THURSDAY, Aug. 15 (HealthDay News) -- For nonsmokers, breastfeeding for more than six months is associated with later breast cancer diagnosis, according to a study published online Aug. 13 in the Journal of Clinical Nursing.

Emilio González-Jiménez, Ph.D., from the Universidad de Granada in Melilla, Spain, and colleagues conducted a retrospective study of the clinical histories of 504 female patients aged 19 to 91 years who had been diagnosed and treated for breast cancer from 2004 to 2009. The age of diagnosis was related to smoking habits and length of lactation period using a conditional inference tree.

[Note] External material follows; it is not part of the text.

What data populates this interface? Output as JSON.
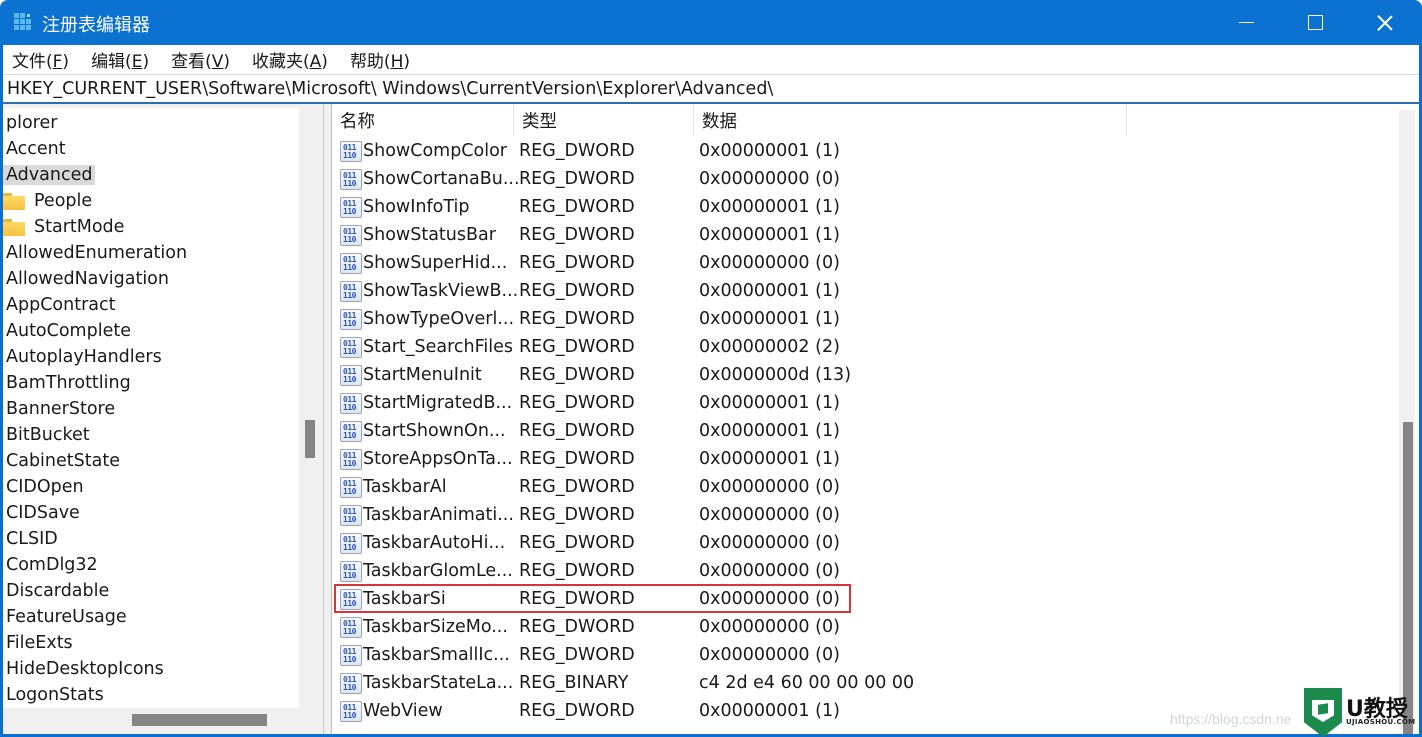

The researchers found that regardless of the patients' family history of breast cancer, childbirth and breastfeeding were inversely related to the age of breast cancer diagnosis. Overall, a longer lactation period correlated with a reduced risk of breast cancer. For female nonsmokers, breastfeeding for more than six months correlated with later diagnosis of breast cancer (average gain of 10 years in mean age at diagnosis). Breastfeeding was not associated with benefits in the mean age of diagnosis for smokers.

"In conclusion, breastfeeding for periods of over six months not only provides children with numerous health benefits, but also protects the mother from serious diseases such as breast cancer," the authors write. "Accordingly, breastfeeding is a potential ally in the fight against breast tumors."